Pour garantir l’efficacité, l’efficience et la durabilité des politiques publiques, il est généralement admis qu’elles doivent être guidées par les données probantes. D'ailleurs, lorsqu’il s’agit de transposer la recherche dans la pratique, l’élaboration de politiques guidées par les données probantes est un véritable mot d'ordre.
Pourtant, la nuance est de mise pour comprendre ce qui constitue des données probantes fiables et crédibles, la façon dont les données probantes issues d’un contexte donné peuvent légitimement s’appliquer à un autre et la façon dont ces applications se jouent dans les réalités complexes de l’élaboration de politiques.
Quelles données probantes importent dans l’élaboration des politiques en matière d’éducation ?
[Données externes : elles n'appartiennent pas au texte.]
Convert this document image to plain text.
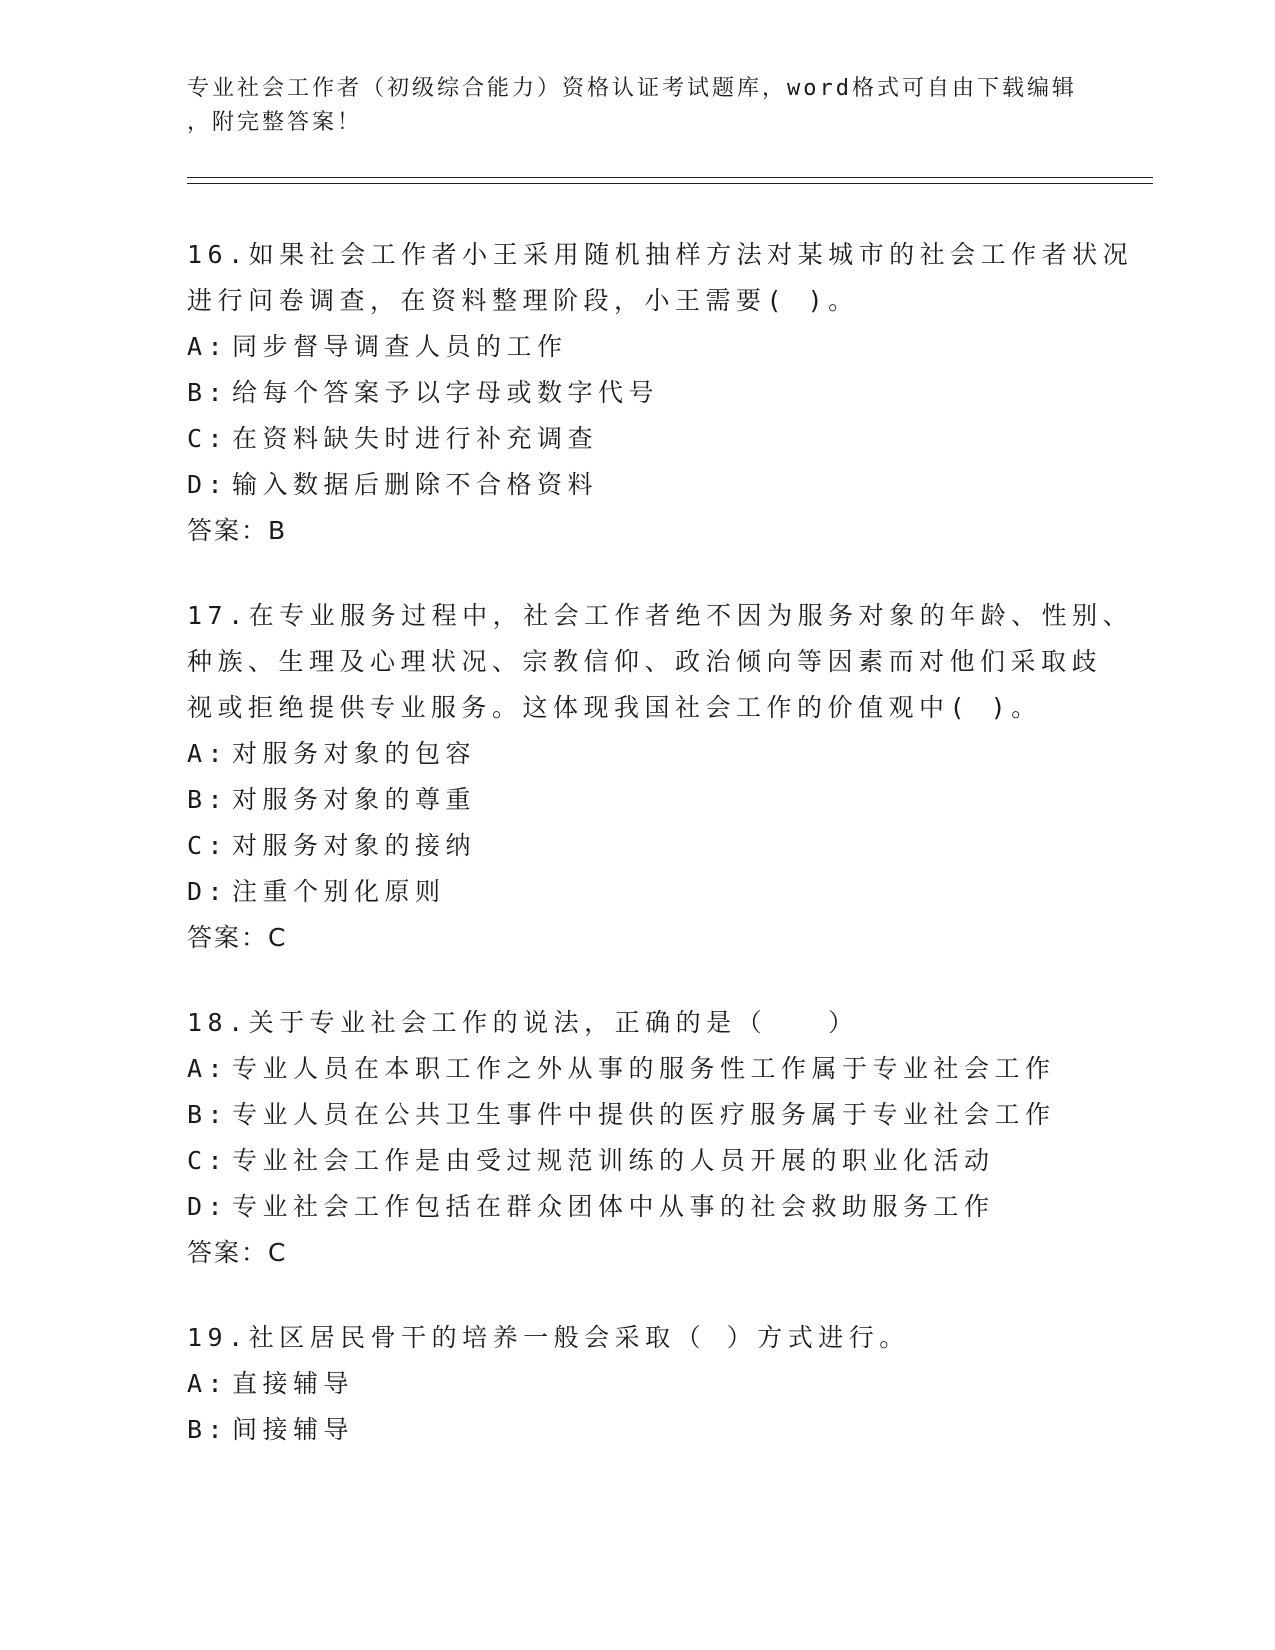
专业社会工作者（初级综合能力）资格认证考试题库，word格式可自由下载编辑
，附完整答案！
16.如果社会工作者小王采用随机抽样方法对某城市的社会工作者状况
进行问卷调查，在资料整理阶段，小王需要( )。
A: 同步督导调查人员的工作
B: 给每个答案予以字母或数字代号
C: 在资料缺失时进行补充调查
D: 输入数据后删除不合格资料
答案：B
17.在专业服务过程中，社会工作者绝不因为服务对象的年龄、性别、
种族、生理及心理状况、宗教信仰、政治倾向等因素而对他们采取歧
视或拒绝提供专业服务。这体现我国社会工作的价值观中( )。
A: 对服务对象的包容
B: 对服务对象的尊重
C: 对服务对象的接纳
D: 注重个别化原则
答案：C
18.关于专业社会工作的说法，正确的是（　　）
A: 专业人员在本职工作之外从事的服务性工作属于专业社会工作
B: 专业人员在公共卫生事件中提供的医疗服务属于专业社会工作
C: 专业社会工作是由受过规范训练的人员开展的职业化活动
D: 专业社会工作包括在群众团体中从事的社会救助服务工作
答案：C
19.社区居民骨干的培养一般会采取（ ）方式进行。
A: 直接辅导
B: 间接辅导
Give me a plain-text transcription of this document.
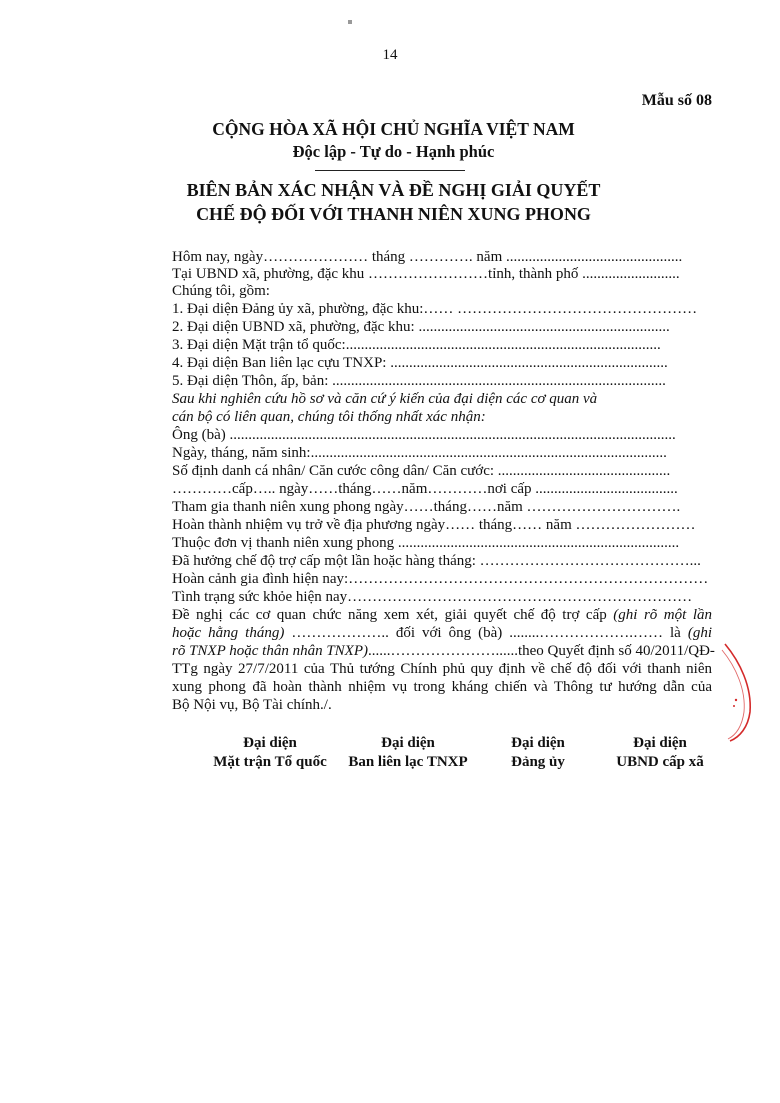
14
Mẫu số 08
CỘNG HÒA XÃ HỘI CHỦ NGHĨA VIỆT NAM
Độc lập - Tự do - Hạnh phúc
BIÊN BẢN XÁC NHẬN VÀ ĐỀ NGHỊ GIẢI QUYẾT
CHẾ ĐỘ ĐỐI VỚI THANH NIÊN XUNG PHONG
Hôm nay, ngày………………… tháng …………. năm ...............................................
Tại UBND xã, phường, đặc khu ……………………tỉnh, thành phố ..........................
Chúng tôi, gồm:
1. Đại diện Đảng ủy xã, phường, đặc khu:…… …………………………………………
2. Đại diện UBND xã, phường, đặc khu: ...................................................................
3. Đại diện Mặt trận tổ quốc:....................................................................................
4. Đại diện Ban liên lạc cựu TNXP: ..........................................................................
5. Đại diện Thôn, ấp, bản: .........................................................................................
Sau khi nghiên cứu hồ sơ và căn cứ ý kiến của đại diện các cơ quan và
cán bộ có liên quan, chúng tôi thống nhất xác nhận:
Ông (bà) .......................................................................................................................
Ngày, tháng, năm sinh:...............................................................................................
Số định danh cá nhân/ Căn cước công dân/ Căn cước: ..............................................
…………cấp….. ngày……tháng……năm…………nơi cấp ......................................
Tham gia thanh niên xung phong ngày……tháng……năm ………………………….
Hoàn thành nhiệm vụ trở về địa phương ngày…… tháng…… năm ……………………
Thuộc đơn vị thanh niên xung phong ...........................................................................
Đã hưởng chế độ trợ cấp một lần hoặc hàng tháng: ……………………………………...
Hoàn cảnh gia đình hiện nay:………………………………………………………………
Tình trạng sức khỏe hiện nay……………………………………………………………
Đề nghị các cơ quan chức năng xem xét, giải quyết chế độ trợ cấp (ghi rõ một lần
hoặc hằng tháng) ……………….. đối với ông (bà) ........……………….…… là (ghi
rõ TNXP hoặc thân nhân TNXP)......…………………......theo Quyết định số 40/2011/QĐ-
TTg ngày 27/7/2011 của Thủ tướng Chính phủ quy định về chế độ đối với thanh niên
xung phong đã hoàn thành nhiệm vụ trong kháng chiến và Thông tư hướng dẫn của
Bộ Nội vụ, Bộ Tài chính./.
Đại diện
Mặt trận Tổ quốc
Đại diện
Ban liên lạc TNXP
Đại diện
Đảng ủy
Đại diện
UBND cấp xã
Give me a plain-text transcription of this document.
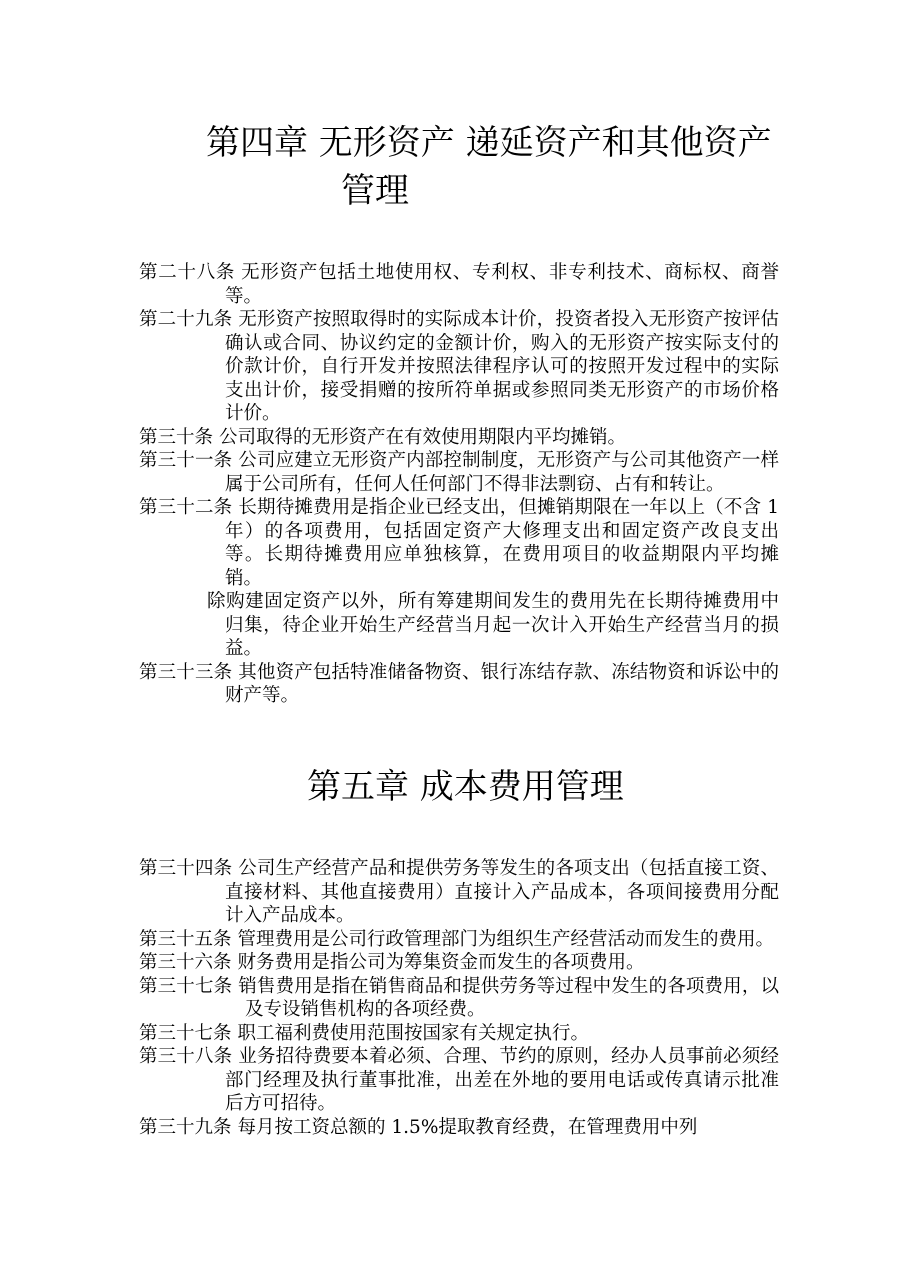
第四章 无形资产 递延资产和其他资产
管理

第二十八条 无形资产包括土地使用权、专利权、非专利技术、商标权、商誉等。

第二十九条 无形资产按照取得时的实际成本计价，投资者投入无形资产按评估确认或合同、协议约定的金额计价，购入的无形资产按实际支付的价款计价，自行开发并按照法律程序认可的按照开发过程中的实际支出计价，接受捐赠的按所符单据或参照同类无形资产的市场价格计价。

第三十条 公司取得的无形资产在有效使用期限内平均摊销。

第三十一条 公司应建立无形资产内部控制制度，无形资产与公司其他资产一样属于公司所有，任何人任何部门不得非法剽窃、占有和转让。

第三十二条 长期待摊费用是指企业已经支出，但摊销期限在一年以上（不含 1 年）的各项费用，包括固定资产大修理支出和固定资产改良支出等。长期待摊费用应单独核算，在费用项目的收益期限内平均摊销。

除购建固定资产以外，所有筹建期间发生的费用先在长期待摊费用中归集，待企业开始生产经营当月起一次计入开始生产经营当月的损益。

第三十三条 其他资产包括特准储备物资、银行冻结存款、冻结物资和诉讼中的财产等。

第五章 成本费用管理

第三十四条 公司生产经营产品和提供劳务等发生的各项支出（包括直接工资、直接材料、其他直接费用）直接计入产品成本，各项间接费用分配计入产品成本。

第三十五条 管理费用是公司行政管理部门为组织生产经营活动而发生的费用。

第三十六条 财务费用是指公司为筹集资金而发生的各项费用。

第三十七条 销售费用是指在销售商品和提供劳务等过程中发生的各项费用，以及专设销售机构的各项经费。

第三十七条 职工福利费使用范围按国家有关规定执行。

第三十八条 业务招待费要本着必须、合理、节约的原则，经办人员事前必须经部门经理及执行董事批准，出差在外地的要用电话或传真请示批准后方可招待。

第三十九条 每月按工资总额的 1.5%提取教育经费，在管理费用中列
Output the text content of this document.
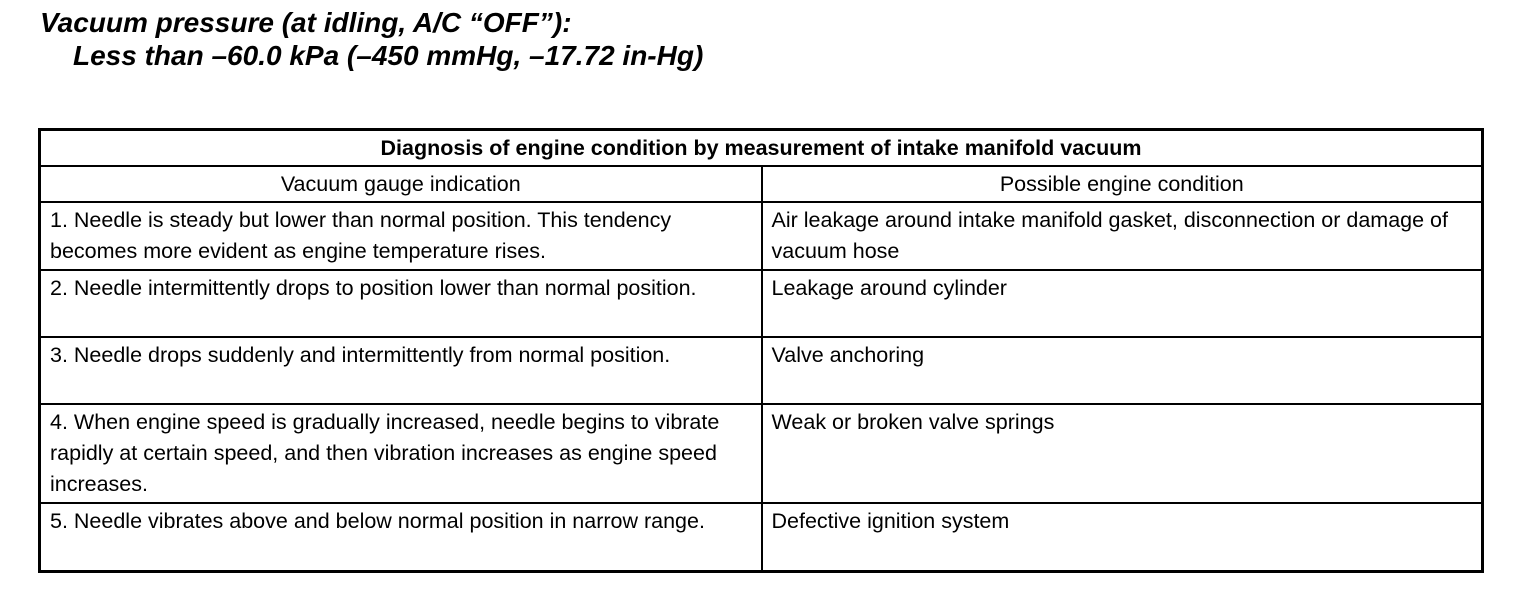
Vacuum pressure (at idling, A/C “OFF”):
Less than –60.0 kPa (–450 mmHg, –17.72 in-Hg)
Diagnosis of engine condition by measurement of intake manifold vacuum	
Vacuum gauge indication	Possible engine condition
1. Needle is steady but lower than normal position. This tendency becomes more evident as engine temperature rises.	Air leakage around intake manifold gasket, disconnection or damage of vacuum hose
2. Needle intermittently drops to position lower than normal position.	Leakage around cylinder
3. Needle drops suddenly and intermittently from normal position.	Valve anchoring
4. When engine speed is gradually increased, needle begins to vibrate rapidly at certain speed, and then vibration increases as engine speed increases.	Weak or broken valve springs
5. Needle vibrates above and below normal position in narrow range.	Defective ignition system
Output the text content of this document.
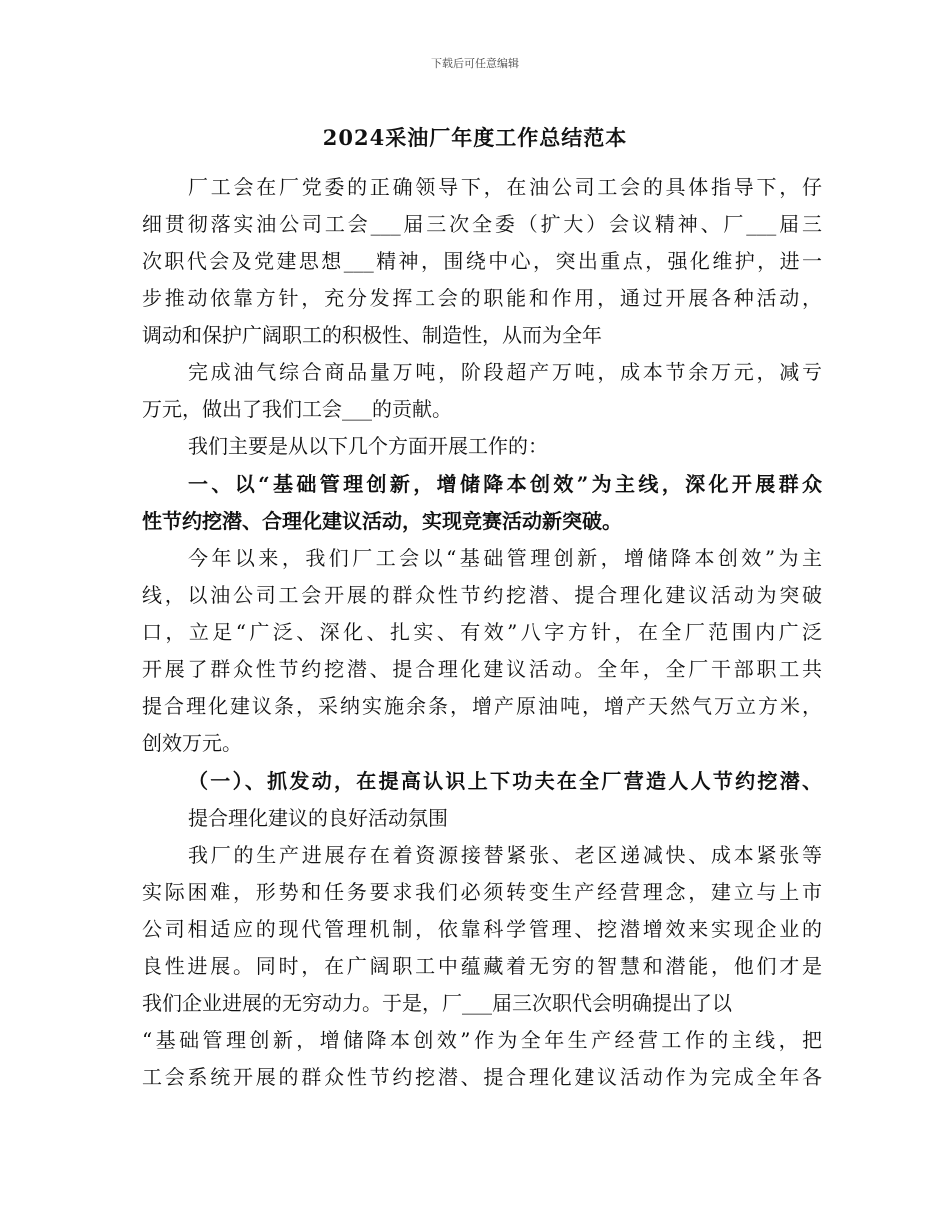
下载后可任意编辑
2024采油厂年度工作总结范本
厂工会在厂党委的正确领导下，在油公司工会的具体指导下，仔
细贯彻落实油公司工会___届三次全委（扩大）会议精神、厂___届三
次职代会及党建思想___精神，围绕中心，突出重点，强化维护，进一
步推动依靠方针，充分发挥工会的职能和作用，通过开展各种活动，
调动和保护广阔职工的积极性、制造性，从而为全年
完成油气综合商品量万吨，阶段超产万吨，成本节余万元，减亏
万元，做出了我们工会___的贡献。
我们主要是从以下几个方面开展工作的：
一、以“基础管理创新，增储降本创效”为主线，深化开展群众
性节约挖潜、合理化建议活动，实现竞赛活动新突破。
今年以来，我们厂工会以“基础管理创新，增储降本创效”为主
线，以油公司工会开展的群众性节约挖潜、提合理化建议活动为突破
口，立足“广泛、深化、扎实、有效”八字方针，在全厂范围内广泛
开展了群众性节约挖潜、提合理化建议活动。全年，全厂干部职工共
提合理化建议条，采纳实施余条，增产原油吨，增产天然气万立方米，
创效万元。
（一）、抓发动，在提高认识上下功夫在全厂营造人人节约挖潜、
提合理化建议的良好活动氛围
我厂的生产进展存在着资源接替紧张、老区递减快、成本紧张等
实际困难，形势和任务要求我们必须转变生产经营理念，建立与上市
公司相适应的现代管理机制，依靠科学管理、挖潜增效来实现企业的
良性进展。同时，在广阔职工中蕴藏着无穷的智慧和潜能，他们才是
我们企业进展的无穷动力。于是，厂___届三次职代会明确提出了以
“基础管理创新，增储降本创效”作为全年生产经营工作的主线，把
工会系统开展的群众性节约挖潜、提合理化建议活动作为完成全年各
Le virage qui s’opère d’une politique publique fondée sur les données probantes (ce qui suppose que les données probantes à elles seules peuvent et doivent orienter la politique) à une politique guidée par les données probantes (laquelle reconnaît le rôle des dynamiques socioéconomiques et politico-culturelles) atteste que la détermination des données probantes et de leurs applications ne relève pas de processus linéaires ni techniques, mais de processus intrinsèquement politiques dans lesquels la dynamique du pouvoir bat son plein. Par conséquent, les données probantes qui importent dans l’élaboration des politiques en matière d’éducation sont à la fois contestées et contestables.
Historiquement, les institutions mondiales accordent la primauté aux besoins de données probantes de leurs clients et aux architectures établies qui ont atteint les cercles d’élaboration des politiques à l'échelle nationale. Ces institutions ont été critiquées pour leurs biais épistémologiques modelés par des facteurs ou des acteurs autres que ceux qu’elles prétendaient servir, ou pour leur tolérance à l’égard de mandats postcoloniaux hérités d’une époque révolue.
Tout cela a soulevé la question de la pertinence et du caractère approprié d’agendas exogènes qui mettaient en rapport les programmes politiques (et les données probantes connexes) avec le financement extérieur.
En même temps, les données probantes d’autres sources, en particulier le monde universitaire national, les instituts de recherche et la société civile, sont de plus en plus perçues comme plus endogènes et pertinentes, même si souvent ces autres sources ne disposaient pas des infrastructures, du financement ou de l’échelle nécessaires pour influencer l’élaboration des politiques nationales.
Le pont entre les données probantes et les politiques publiques
Ces dernières années, l’OCDE a publié des rapports sur l'utilisation de la recherche en éducation dans les politiques publiques et la pratique éducative.
Les rapports mentionnent toute une série d’obstacles qui limitent l’utilisation de la recherche par les décideurs et les praticiens des politiques publiques, notmment : le manque de recherche pertinente, le manque de financement, la faible qualité de la recherche, le manque de relations entre les différents acteurs impliqués dans la recherche et son utilisation, y compris, de manière significative, une confiance limitée entre les décideurs et les chercheurs qui ne partagent souvent pas la même compréhension de la recherche en éducation et de son utilisation, et un manque de mécanismes facilitant l’utilisation de la recherche.
En 2021, education.org a publié un livre blanc qui appelait à un « pont de connaissances » pour faire progresser l’utilisation des données probantes en éducation. Les auteurs suggèrent que les décideurs gouvernementaux s’appuient fortement sur les données gouvernementales, notamment celles des autres ministères, auxquelles ils peuvent accéder rapidement, à partir de sources de confiance, lesquelles proviennent rarement de formations universitaires d’élite.